- Verizon Business bucks the BYOD trend
- Citing security and other concerns, Verizon is pushing out a managed service for business smartphones
- The question is: Will customers bite?
Verizon Business is bucking the bring your own device (BYOD) trend with a new managed service for business smartphones.
“We are the only U.S. carrier that’s offering a solution today,” Iris Meijer, chief product and marketing officer at Verizon Business, told Fierce.
For a monthly fee, Meijer explained that the system will help customers manage the “big” capital investment in smartphones while relieving the pressure on IT teams managing “fragmented mobile fleets” that are served by multiple operators.
The service covers everything from shipping the device and setting it up to replacement and recycling.

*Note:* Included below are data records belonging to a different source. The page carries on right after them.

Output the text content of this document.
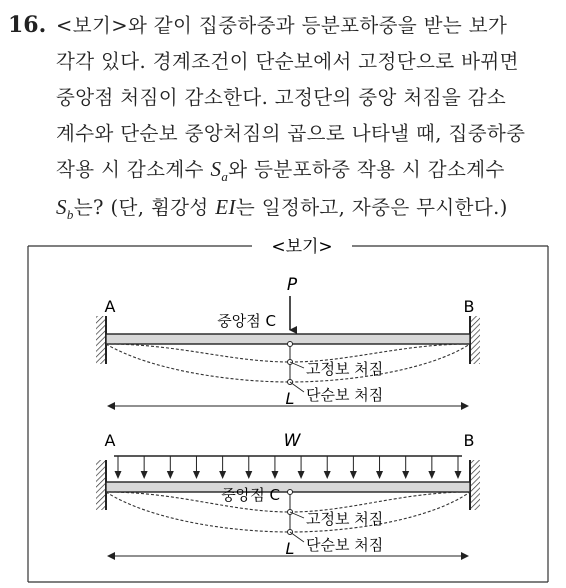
16. <보기>와 같이 집중하중과 등분포하중을 받는 보가
각각 있다. 경계조건이 단순보에서 고정단으로 바뀌면
중앙점 처짐이 감소한다. 고정단의 중앙 처짐을 감소
계수와 단순보 중앙처짐의 곱으로 나타낼 때, 집중하중
작용 시 감소계수 $S_a$와 등분포하중 작용 시 감소계수
$S_b$는? (단, 휨강성 EI는 일정하고, 자중은 무시한다.)
<보기>
A	B
P
중앙점 C
고정보 처짐
L 단순보 처짐
A	B
W
중앙점 C
고정보 처짐
L 단순보 처짐
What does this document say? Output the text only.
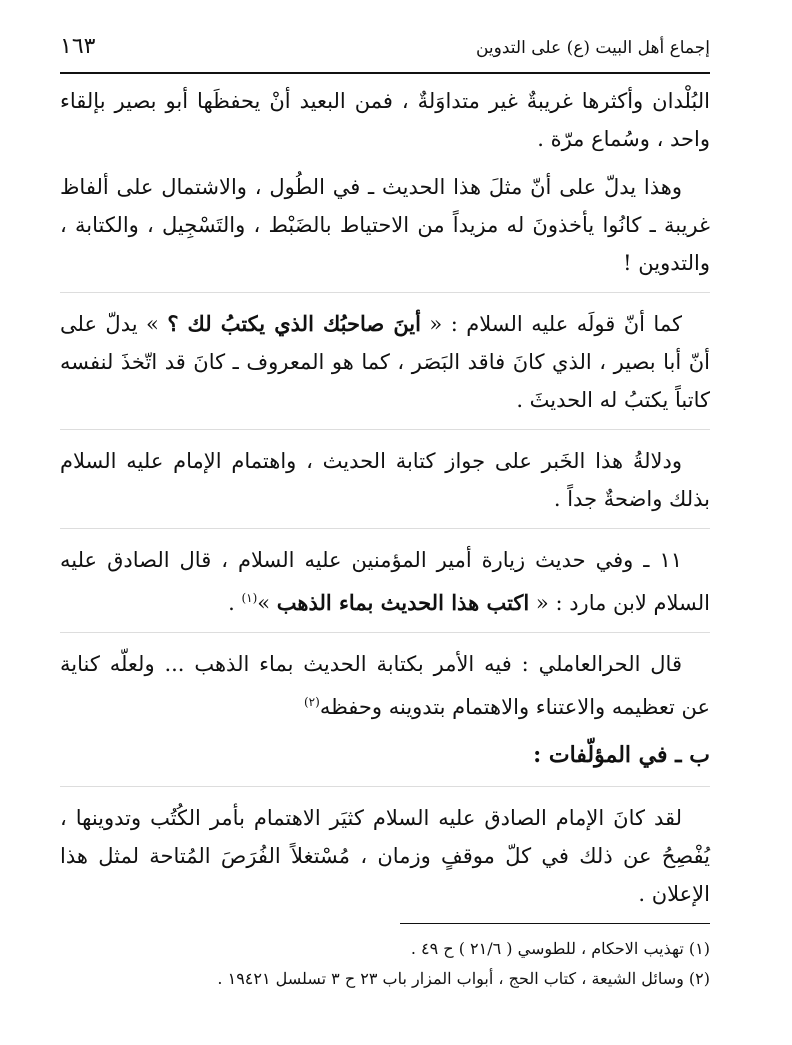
إجماع أهل البيت (ع) على التدوين
١٦٣

البُلْدان وأكثرها غريبةٌ غير متداوَلةٌ ، فمن البعيد أنْ يحفظَها أبو بصير بإلقاء واحد ، وسُماع مرّة .

وهذا يدلّ على أنّ مثلَ هذا الحديث ـ في الطُول ، والاشتمال على ألفاظ غريبة ـ كانُوا يأخذونَ له مزيداً من الاحتياط بالضَبْط ، والتَسْجِيل ، والكتابة ، والتدوين !

كما أنّ قولَه عليه السلام : « أينَ صاحبُك الذي يكتبُ لك ؟ » يدلّ على أنّ أبا بصير ، الذي كانَ فاقد البَصَر ، كما هو المعروف ـ كانَ قد اتّخذَ لنفسه كاتباً يكتبُ له الحديثَ .

ودلالةُ هذا الخَبر على جواز كتابة الحديث ، واهتمام الإمام عليه السلام بذلك واضحةٌ جداً .

١١ ـ وفي حديث زيارة أمير المؤمنين عليه السلام ، قال الصادق عليه السلام لابن مارد : « اكتب هذا الحديث بماء الذهب »$^{(١)}$ .

قال الحرالعاملي : فيه الأمر بكتابة الحديث بماء الذهب ... ولعلّه كناية عن تعظيمه والاعتناء والاهتمام بتدوينه وحفظه$^{(٢)}$

ب ـ في المؤلّفات :

لقد كانَ الإمام الصادق عليه السلام كثيَر الاهتمام بأمر الكُتُب وتدوينها ، يُفْصِحُ عن ذلك في كلّ موقفٍ وزمان ، مُسْتغلاً الفُرَصَ المُتاحة لمثل هذا الإعلان .

(١) تهذيب الاحكام ، للطوسي ( ٢١/٦ ) ح ٤٩ .

(٢) وسائل الشيعة ، كتاب الحج ، أبواب المزار باب ٢٣ ح ٣ تسلسل ١٩٤٢١ .
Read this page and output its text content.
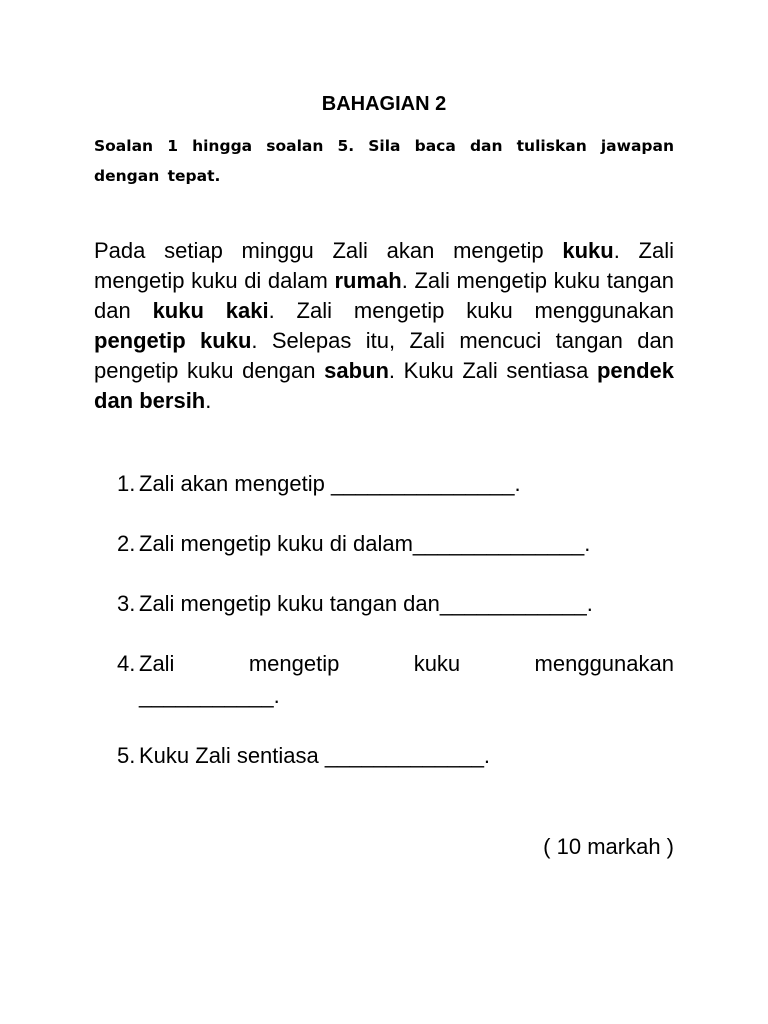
BAHAGIAN 2

Soalan 1 hingga soalan 5. Sila baca dan tuliskan jawapan dengan tepat.

Pada setiap minggu Zali akan mengetip kuku. Zali mengetip kuku di dalam rumah. Zali mengetip kuku tangan dan kuku kaki. Zali mengetip kuku menggunakan pengetip kuku. Selepas itu, Zali mencuci tangan dan pengetip kuku dengan sabun. Kuku Zali sentiasa pendek dan bersih.

1. Zali akan mengetip _______________.
2. Zali mengetip kuku di dalam______________.
3. Zali mengetip kuku tangan dan____________.
4. Zali	mengetip	kuku	menggunakan
___________.
5. Kuku Zali sentiasa _____________.

( 10 markah )
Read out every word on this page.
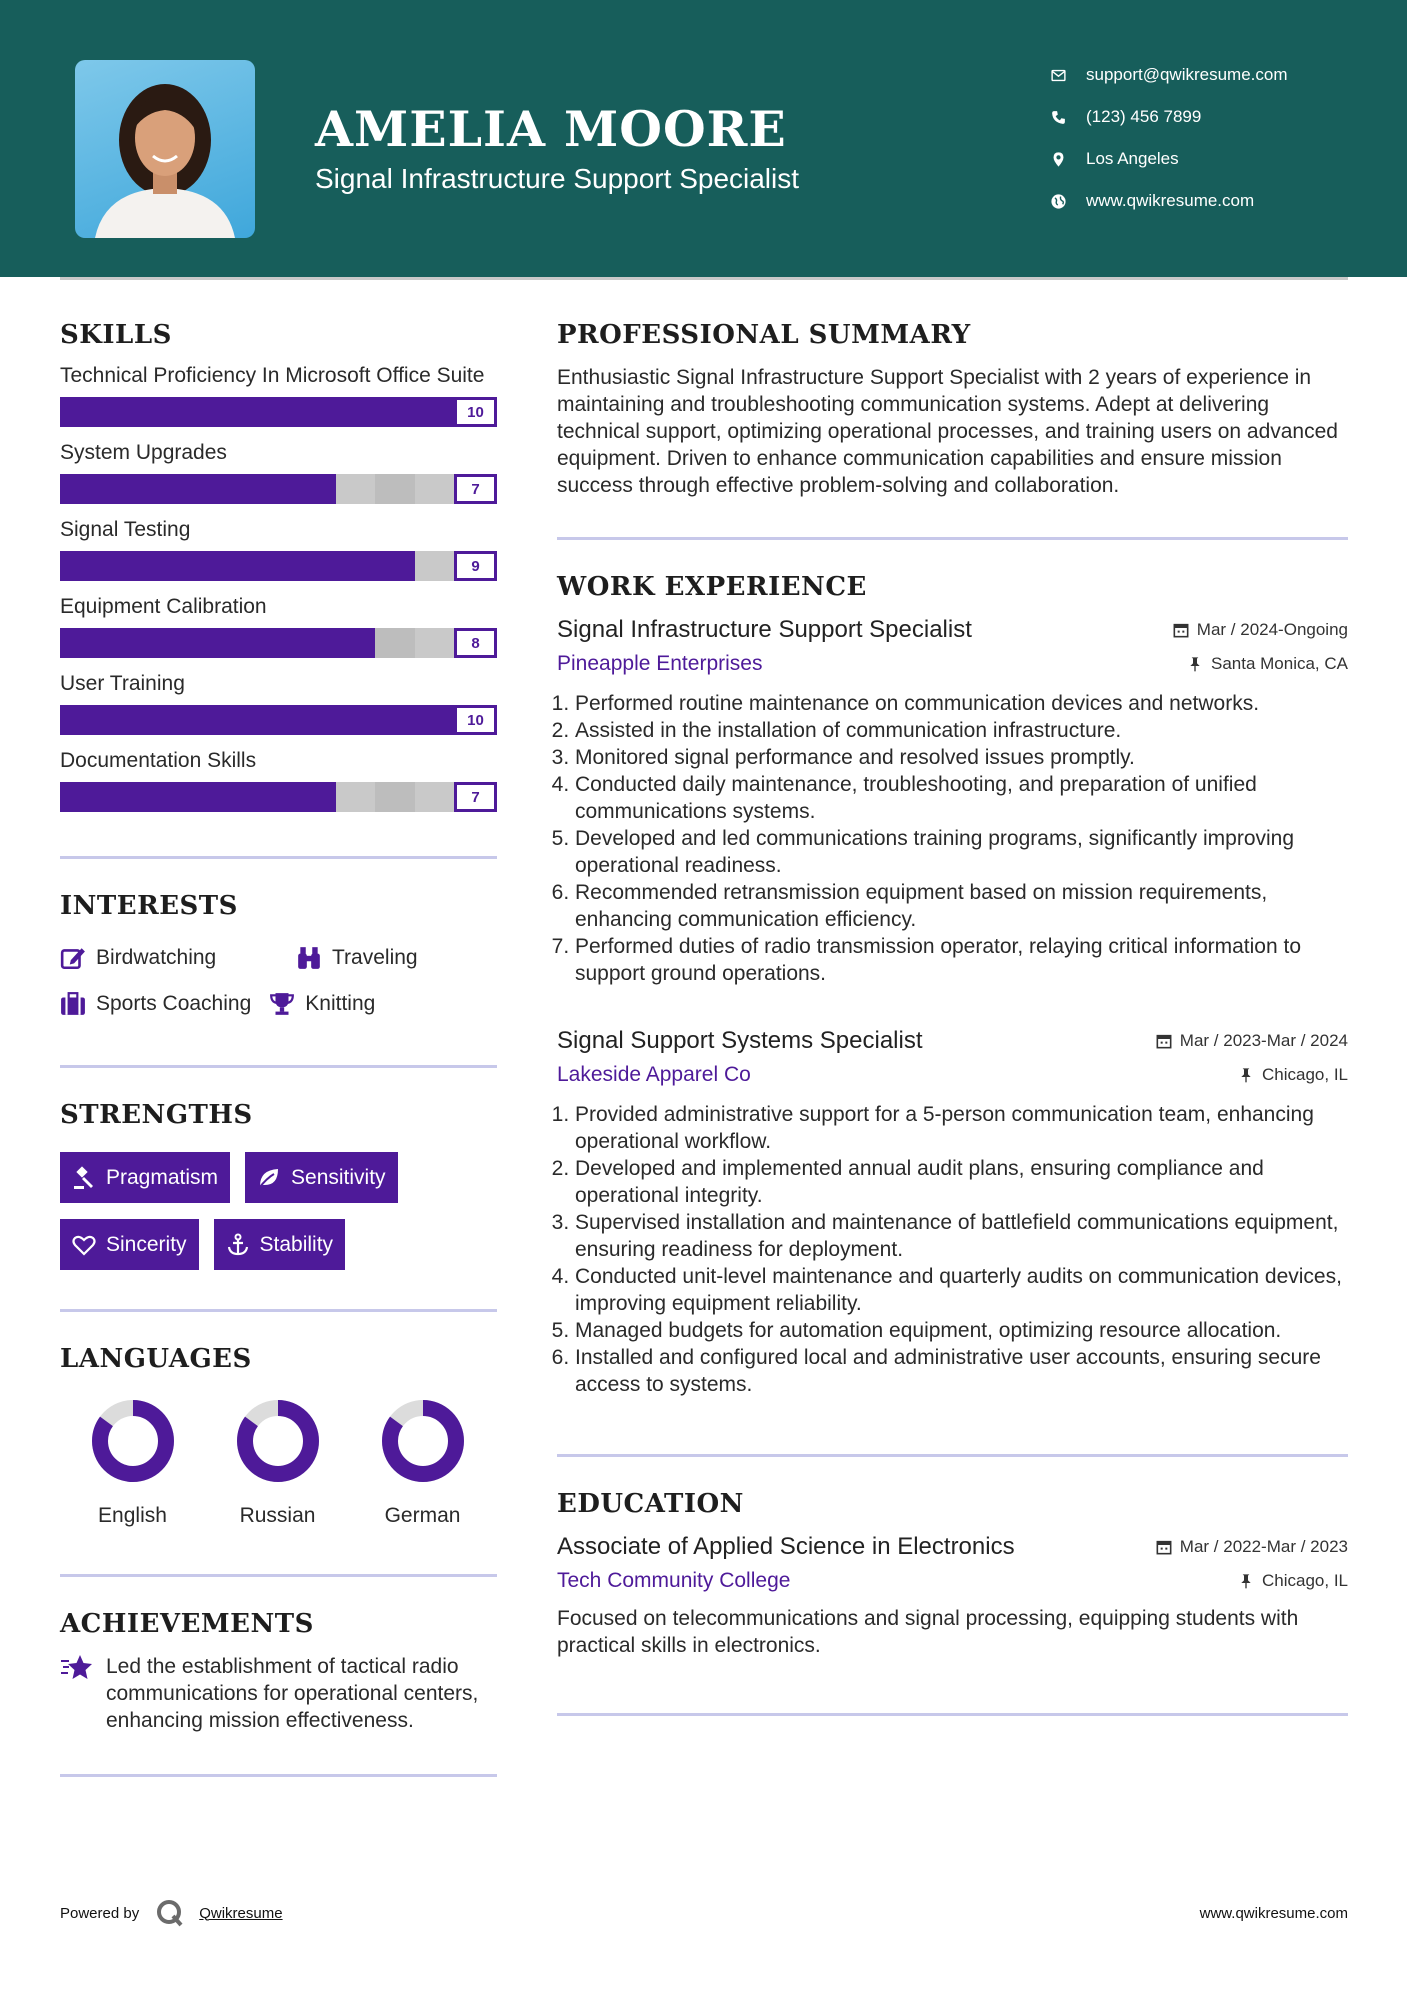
AMELIA MOORE
Signal Infrastructure Support Specialist
support@qwikresume.com
(123) 456 7899
Los Angeles
www.qwikresume.com
SKILLS
Technical Proficiency In Microsoft Office Suite
10
System Upgrades
7
Signal Testing
9
Equipment Calibration
8
User Training
10
Documentation Skills
7
INTERESTS
Birdwatching	Traveling
Sports Coaching	Knitting
STRENGTHS
Pragmatism	Sensitivity
Sincerity	Stability
LANGUAGES
English	Russian	German
ACHIEVEMENTS
Led the establishment of tactical radio communications for operational centers, enhancing mission effectiveness.
PROFESSIONAL SUMMARY
Enthusiastic Signal Infrastructure Support Specialist with 2 years of experience in maintaining and troubleshooting communication systems. Adept at delivering technical support, optimizing operational processes, and training users on advanced equipment. Driven to enhance communication capabilities and ensure mission success through effective problem-solving and collaboration.
WORK EXPERIENCE
Signal Infrastructure Support Specialist	Mar / 2024-Ongoing
Pineapple Enterprises	Santa Monica, CA
1. Performed routine maintenance on communication devices and networks.
2. Assisted in the installation of communication infrastructure.
3. Monitored signal performance and resolved issues promptly.
4. Conducted daily maintenance, troubleshooting, and preparation of unified communications systems.
5. Developed and led communications training programs, significantly improving operational readiness.
6. Recommended retransmission equipment based on mission requirements, enhancing communication efficiency.
7. Performed duties of radio transmission operator, relaying critical information to support ground operations.
Signal Support Systems Specialist	Mar / 2023-Mar / 2024
Lakeside Apparel Co	Chicago, IL
1. Provided administrative support for a 5-person communication team, enhancing operational workflow.
2. Developed and implemented annual audit plans, ensuring compliance and operational integrity.
3. Supervised installation and maintenance of battlefield communications equipment, ensuring readiness for deployment.
4. Conducted unit-level maintenance and quarterly audits on communication devices, improving equipment reliability.
5. Managed budgets for automation equipment, optimizing resource allocation.
6. Installed and configured local and administrative user accounts, ensuring secure access to systems.
EDUCATION
Associate of Applied Science in Electronics	Mar / 2022-Mar / 2023
Tech Community College	Chicago, IL
Focused on telecommunications and signal processing, equipping students with practical skills in electronics.
Powered by	Qwikresume	www.qwikresume.com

The operator provides an unlimited data plan with the phone and 24/7 support for the device, according to Meijer.
"We're targeting the mid-market customer," Meijer said. "So I would say from 50 to 500 [employees] and then global enterprises with complex organizations."
Increased security is one of the major aims of the program. Research shows that 83% of employees have one core business application on their devices. “So it is a security risk if the employer doesn’t really provide those devices and manage them,” she said.
Meijer said that the system has pilot customers now, like an unnamed construction company and a healthcare operation. Meijer noted that the construction company had a lot of broken phones. "We provide same day service for broken devices and that's very important for a lot of companies," she added.
She also highlighted the sustainability elements, as Verizon will handle the recycling of the old enterprise devices. The service will be commercially available very soon, the CMO said.
Will customers bite?
“This might be attractive to some enterprise customers that have company deployed phones (not BYOD or phones that users buy directly and companies pay for),” Jack Gold, principal analyst at J.Gold Associates, said via email. “It helps with not having to deal with getting rid of old devices, and it’s also a way to ‘normalize’ costs as it’s a fixed and known entity from acquisition through disposal,” he added.
“The basic question is, how many companies really want to go this route?” Gold asked. “Many phones are seen as personal devices that I want to pick for myself. This is more of a standardized environment. Still, there are many companies that simply pick 2-3 phones that you’ll get as an employee, so for them this might be an attractive offering.”
So are you ready for a company-assigned phone?